Esse fato comprova o poder da Internet como canal de comunicação capaz de mobilizar o que antes era “imobilizável”. Antes da Internet, a grande mídia não escutava (ou fingia que escutava) a voz das ruas, hoje ela não pode mais ignorar com risco de ficar para trás e ser massacrada pelo exército de vozes digitais (alguém se lembra da Rede Globo e sua pífia cobertura do início das manifestações no Brasil? E de quando ela viu que o negócio estava pegando fogo e passou a transmitir ao vivo as manifestações com seu jornalismo dando aquele ar de que eles estavam cobrindo a coisa com afinco desde o início?). É sabido que o interesse é sempre vender a notícia e notícias vindas de países pobres africanos não interessam ninguém (isso é o que a grande mídia acha). E esse caso prova o contrário.
Boko Haram
Boko Haram é um grupo militante islâmico ativo na África cujo nome significa “a educação ocidental é pecaminosa.” O grupo tem executado uma série de ataques por toda a Nigéria, incluindo duas explosões de ônibus no último mês de Abril assim como assassinatos em massa de estudantes em fevereiro e setembro de 2013. Como dito antes, o líder do grupo reivindicou a autoria do sequestro das meninas em um vídeo dizendo dentre outras coisas que “a educação ocidental deve acabar. Meninas, vocês devem ir e se casar. Eu vou repetir isso: a educação ocidental deve acabar. Eu raptei suas meninas. Eu as venderei no mercado, por Deus.”

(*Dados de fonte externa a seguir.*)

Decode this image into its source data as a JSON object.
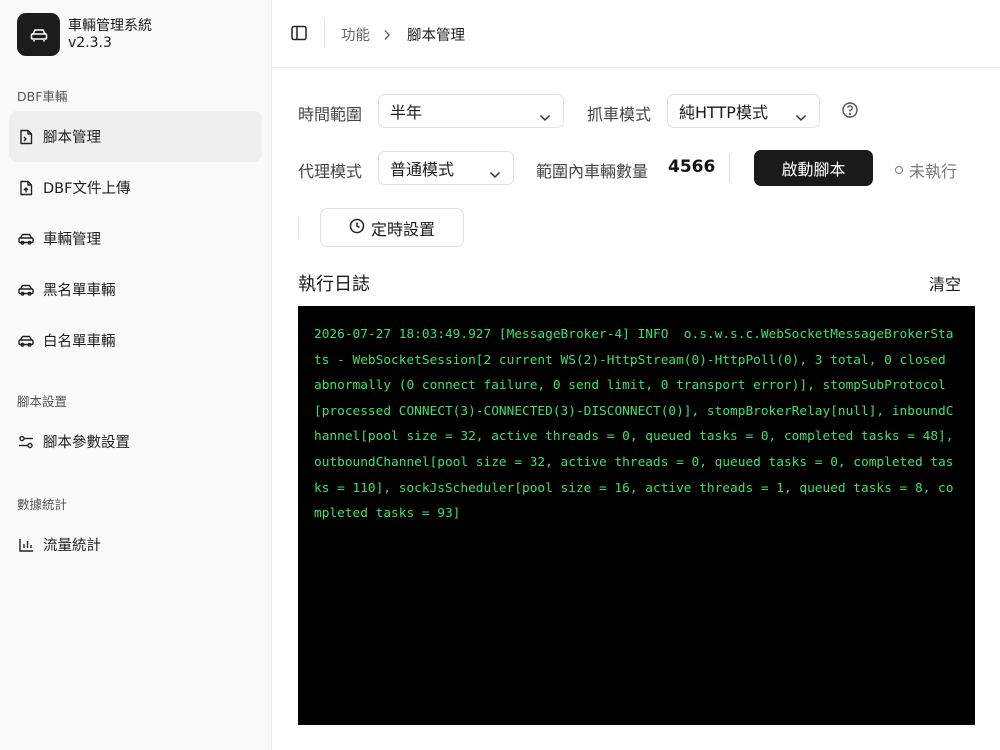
{
  "app": {
    "name": "車輛管理系統",
    "version": "v2.3.3",
    "logo_icon": "car-icon"
  },
  "sidebar": {
    "groups": [
      {
        "label": "DBF車輛"
      },
      {
        "label": "腳本設置"
      },
      {
        "label": "數據統計"
      }
    ],
    "items": [
      {
        "label": "腳本管理",
        "icon": "script-file-icon",
        "active": true
      },
      {
        "label": "DBF文件上傳",
        "icon": "file-upload-icon"
      },
      {
        "label": "車輛管理",
        "icon": "car-icon"
      },
      {
        "label": "黑名單車輛",
        "icon": "car-icon"
      },
      {
        "label": "白名單車輛",
        "icon": "car-icon"
      },
      {
        "label": "腳本參數設置",
        "icon": "sliders-icon"
      },
      {
        "label": "流量統計",
        "icon": "bar-chart-icon"
      }
    ]
  },
  "header": {
    "breadcrumb": [
      "功能",
      "腳本管理"
    ]
  },
  "controls": {
    "time_range": {
      "label": "時間範圍",
      "value": "半年"
    },
    "capture_mode": {
      "label": "抓車模式",
      "value": "純HTTP模式"
    },
    "proxy_mode": {
      "label": "代理模式",
      "value": "普通模式"
    },
    "vehicle_count": {
      "label": "範圍內車輛數量",
      "value": "4566"
    },
    "start_button": "啟動腳本",
    "status": "未執行",
    "timer_button": "定時設置"
  },
  "log": {
    "title": "執行日誌",
    "clear_label": "清空",
    "text": "2026-07-27 18:03:49.927 [MessageBroker-4] INFO  o.s.w.s.c.WebSocketMessageBrokerStats - WebSocketSession[2 current WS(2)-HttpStream(0)-HttpPoll(0), 3 total, 0 closed abnormally (0 connect failure, 0 send limit, 0 transport error)], stompSubProtocol[processed CONNECT(3)-CONNECTED(3)-DISCONNECT(0)], stompBrokerRelay[null], inboundChannel[pool size = 32, active threads = 0, queued tasks = 0, completed tasks = 48], outboundChannel[pool size = 32, active threads = 0, queued tasks = 0, completed tasks = 110], sockJsScheduler[pool size = 16, active threads = 1, queued tasks = 8, completed tasks = 93]",
    "text_color": "#3ee06b",
    "background": "#000000"
  }
}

Como em dezenas de outros casos parecidos ocorridos em continente africano (veja este post), líderes mundiais e a ONU discutem e discutem, apenas discutem. Já as autoridades nigerianas, essas são corruptas e indiferentes. O presidente Goodluck Jonathan participou de um rally dois dias depois do ocorrido e apenas semanas depois deu um depoimento, e mesmo assim por causa da repercussão no Twitter. “Eles estão tão distantes da realidade do povo que as reações ao sequestro, tanto internas quanto internacionais, forçaram-no a acordar de seu estado de negação. O presidente e sua esposa não mostraram, até recentemente, nenhuma empatia pelo desastre“, disse Murray Last, professor emérito de antropologia da Universidade de Londres.
Vários protestos na Nigéria se seguiram após a campanha online, assim como protestos nas embaixadas nigerianas em Los Angeles, Nova York e Londres. Uma marcha online está sendo organizada para este 8 de Maio. Os organizadores pedem para que todos usem a hashtag #BringBackOurGirls em seus perfis no Facebook, Twitter, Instagram, WhatsApp e outras redes sociais.
Num mundo cada vez mais indiferente e egoísta, o exército solitário de pessoas na frente de um computador pode fazer a diferença. Isso não mudará as coisas em nossa volta, mas pode ajudar a criar uma consciência global dos problemas que nos afligem e a outros povos também.